Pour Uttam Sumaroo, la baisse des ventes dans les supermarchés s’est accentuée au cours des deux ou trois derniers mois. « Les ventes ont diminué de manière importante, avec une baisse allant jusqu’à 50 % voire 60 % », affirme le secrétaire général de Masters Express. Il attribue principalement cette situation à la diminution du pouvoir d’achat. « Les consommateurs n’ont plus suffisamment de marge pour dépenser comme avant. Certaines allocations ont diminué alors que les prix continuent d’augmenter », explique-t-il. Cette tendance touche aussi bien les produits alimentaires que non alimentaires, selon lui.
Pour Dannysen Coopoosamy, le ralentissement actuel rappelle la période qui a suivi la pandémie de Covid-19. « La baisse des ventes ressemble à ce que nous avions connu après la Covid. Il y a des moments au courant de la journée où le marché de Port-Louis est vide », affirme le représentant du Front commun des commerçants de l’île Maurice et maraîcher au marché de Port-Louis. Il constate une diminution des ventes depuis le mois de mai. « Nous enregistrons une baisse de 50 % des ventes. Ce recul ne concerne pas uniquement le secteur des légumes : l’ensemble du commerce est touché. À titre d’exemple, les commandes de piments que je reçois des restaurants ont diminué d’environ 50 % », indique-t-il. Selon lui, les principales raisons sont la baisse du pouvoir d’achat et la réduction des allocations CSG.
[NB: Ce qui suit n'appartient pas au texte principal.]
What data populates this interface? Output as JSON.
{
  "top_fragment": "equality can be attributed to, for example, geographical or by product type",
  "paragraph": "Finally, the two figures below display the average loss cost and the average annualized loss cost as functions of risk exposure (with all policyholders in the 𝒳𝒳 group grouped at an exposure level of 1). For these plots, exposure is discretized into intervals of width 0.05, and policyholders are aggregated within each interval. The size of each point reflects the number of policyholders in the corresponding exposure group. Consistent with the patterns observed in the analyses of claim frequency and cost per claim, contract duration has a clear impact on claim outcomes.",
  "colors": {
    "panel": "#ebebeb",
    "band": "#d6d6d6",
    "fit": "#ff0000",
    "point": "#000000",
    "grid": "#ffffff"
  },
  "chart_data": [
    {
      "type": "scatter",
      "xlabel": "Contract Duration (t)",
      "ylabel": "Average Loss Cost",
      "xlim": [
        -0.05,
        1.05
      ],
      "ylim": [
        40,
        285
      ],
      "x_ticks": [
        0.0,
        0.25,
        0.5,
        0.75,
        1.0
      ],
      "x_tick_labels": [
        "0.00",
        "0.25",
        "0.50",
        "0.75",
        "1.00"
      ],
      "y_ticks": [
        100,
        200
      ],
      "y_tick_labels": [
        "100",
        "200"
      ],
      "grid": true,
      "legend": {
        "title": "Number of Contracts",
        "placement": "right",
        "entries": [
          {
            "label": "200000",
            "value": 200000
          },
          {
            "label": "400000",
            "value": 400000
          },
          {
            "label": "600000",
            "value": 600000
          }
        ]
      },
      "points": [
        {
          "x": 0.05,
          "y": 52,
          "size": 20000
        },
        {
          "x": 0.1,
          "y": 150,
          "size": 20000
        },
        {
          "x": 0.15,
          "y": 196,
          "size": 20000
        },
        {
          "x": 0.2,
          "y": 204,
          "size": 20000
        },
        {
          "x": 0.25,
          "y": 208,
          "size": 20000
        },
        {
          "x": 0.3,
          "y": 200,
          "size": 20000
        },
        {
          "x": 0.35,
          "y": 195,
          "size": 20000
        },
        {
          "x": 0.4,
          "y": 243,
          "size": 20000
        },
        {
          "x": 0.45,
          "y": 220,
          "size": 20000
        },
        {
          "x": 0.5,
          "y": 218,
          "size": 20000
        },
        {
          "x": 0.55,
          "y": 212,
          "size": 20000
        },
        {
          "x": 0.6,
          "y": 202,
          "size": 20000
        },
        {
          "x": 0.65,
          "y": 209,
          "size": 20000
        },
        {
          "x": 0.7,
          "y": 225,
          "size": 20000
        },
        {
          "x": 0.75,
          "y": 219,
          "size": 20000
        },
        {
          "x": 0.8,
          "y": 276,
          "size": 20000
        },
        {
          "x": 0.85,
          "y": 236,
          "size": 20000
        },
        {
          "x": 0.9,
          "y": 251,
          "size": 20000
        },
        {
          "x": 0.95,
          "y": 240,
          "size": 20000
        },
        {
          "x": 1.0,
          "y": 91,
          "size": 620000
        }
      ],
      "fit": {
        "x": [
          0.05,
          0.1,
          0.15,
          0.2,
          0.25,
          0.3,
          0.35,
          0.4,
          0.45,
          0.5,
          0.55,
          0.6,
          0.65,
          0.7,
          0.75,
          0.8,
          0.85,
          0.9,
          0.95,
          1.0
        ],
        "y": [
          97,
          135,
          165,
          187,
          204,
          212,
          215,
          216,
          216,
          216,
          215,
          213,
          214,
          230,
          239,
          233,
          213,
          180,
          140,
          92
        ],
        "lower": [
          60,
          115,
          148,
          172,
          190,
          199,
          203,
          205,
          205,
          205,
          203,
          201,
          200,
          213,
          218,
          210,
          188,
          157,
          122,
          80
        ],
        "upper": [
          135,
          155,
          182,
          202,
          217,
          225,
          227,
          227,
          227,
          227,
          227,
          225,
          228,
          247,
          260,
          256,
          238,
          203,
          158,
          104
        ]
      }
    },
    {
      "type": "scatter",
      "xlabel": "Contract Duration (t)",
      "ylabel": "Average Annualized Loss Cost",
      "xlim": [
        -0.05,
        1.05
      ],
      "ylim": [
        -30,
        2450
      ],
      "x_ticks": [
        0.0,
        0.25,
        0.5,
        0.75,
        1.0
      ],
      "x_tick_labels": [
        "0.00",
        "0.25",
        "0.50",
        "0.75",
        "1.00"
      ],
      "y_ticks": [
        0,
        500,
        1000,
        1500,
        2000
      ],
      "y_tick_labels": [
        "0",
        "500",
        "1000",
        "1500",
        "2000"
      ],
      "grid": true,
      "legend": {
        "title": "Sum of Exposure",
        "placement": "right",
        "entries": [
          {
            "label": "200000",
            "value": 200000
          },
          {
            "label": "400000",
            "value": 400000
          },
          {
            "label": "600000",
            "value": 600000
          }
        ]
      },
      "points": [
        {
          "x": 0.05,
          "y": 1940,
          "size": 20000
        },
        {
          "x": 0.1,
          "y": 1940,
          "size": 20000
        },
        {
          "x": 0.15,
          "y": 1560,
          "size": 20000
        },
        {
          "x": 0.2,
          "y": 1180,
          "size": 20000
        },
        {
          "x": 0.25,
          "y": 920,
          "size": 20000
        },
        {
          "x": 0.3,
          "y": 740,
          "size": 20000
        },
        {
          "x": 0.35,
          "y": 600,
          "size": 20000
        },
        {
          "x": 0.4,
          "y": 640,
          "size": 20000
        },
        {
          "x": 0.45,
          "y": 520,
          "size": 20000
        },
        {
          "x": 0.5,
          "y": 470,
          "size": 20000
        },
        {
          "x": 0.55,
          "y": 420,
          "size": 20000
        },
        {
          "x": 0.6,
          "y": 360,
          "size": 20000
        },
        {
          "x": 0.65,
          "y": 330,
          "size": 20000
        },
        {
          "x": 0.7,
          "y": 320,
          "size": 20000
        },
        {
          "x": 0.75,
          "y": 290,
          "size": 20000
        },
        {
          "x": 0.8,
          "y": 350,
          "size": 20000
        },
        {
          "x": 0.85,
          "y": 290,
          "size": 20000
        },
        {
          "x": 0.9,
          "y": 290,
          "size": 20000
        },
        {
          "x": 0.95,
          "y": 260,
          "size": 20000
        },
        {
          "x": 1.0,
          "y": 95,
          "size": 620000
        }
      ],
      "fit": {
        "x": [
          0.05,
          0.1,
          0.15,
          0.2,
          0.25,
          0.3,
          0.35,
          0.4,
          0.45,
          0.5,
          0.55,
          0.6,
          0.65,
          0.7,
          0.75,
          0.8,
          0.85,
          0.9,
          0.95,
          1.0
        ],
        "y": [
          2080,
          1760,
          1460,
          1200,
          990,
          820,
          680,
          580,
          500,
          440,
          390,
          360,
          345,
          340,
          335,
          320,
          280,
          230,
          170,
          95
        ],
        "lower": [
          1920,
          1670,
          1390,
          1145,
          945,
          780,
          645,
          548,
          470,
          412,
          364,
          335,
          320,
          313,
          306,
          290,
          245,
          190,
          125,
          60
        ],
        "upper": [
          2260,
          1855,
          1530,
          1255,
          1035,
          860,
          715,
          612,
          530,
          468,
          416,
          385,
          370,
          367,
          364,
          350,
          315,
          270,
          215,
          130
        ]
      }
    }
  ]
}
Raakesh Bhageerutty, General Manager de Simla Way, observe une situation plus nuancée. « Après le Budget, les ventes de thon en conserve, dont le prix a baissé, ont fortement augmenté », explique-t-il. Selon lui, les consommateurs doivent toutefois adopter une approche plus réfléchie dans leurs achats. « Il faut acheter de manière plus intelligente et éviter le « panic buying ». Cela ne sert à rien de stocker des produits dont les prix sont subventionnés », souligne-t-il. Il reconnaît néanmoins que la consommation demeure affectée. « Il y a actuellement une baisse des ventes, probablement liée à plusieurs facteurs, notamment la diminution du pouvoir d’achat, la saison hivernale qui incite les gens à moins sortir, ainsi que les hausses de prix annoncées dans le Budget », estime-t-il.
Pour Vicky Hanoomanjee, consultant en commerce, le ralentissement de la consommation est clairement perceptible. « Les ventes ont baissé de 10 % à 20 % dans les grandes surfaces », affirme-t-il.
Selon lui, cette prudence s’explique par un ensemble de facteurs, notamment les incertitudes qui ont suivi le Budget, mais aussi la situation au Moyen-Orient. Pour le consultant en commerce, les ménages ajustent désormais leurs dépenses en fonction de leurs contraintes financières. « Un consommateur dispose d’un budget défini et ne peut pas le dépasser. Il est donc contraint de faire des choix. Il est devenu beaucoup plus prudent », souligne-t-il. Il observe aussi que la fréquence des achats a aussi diminué.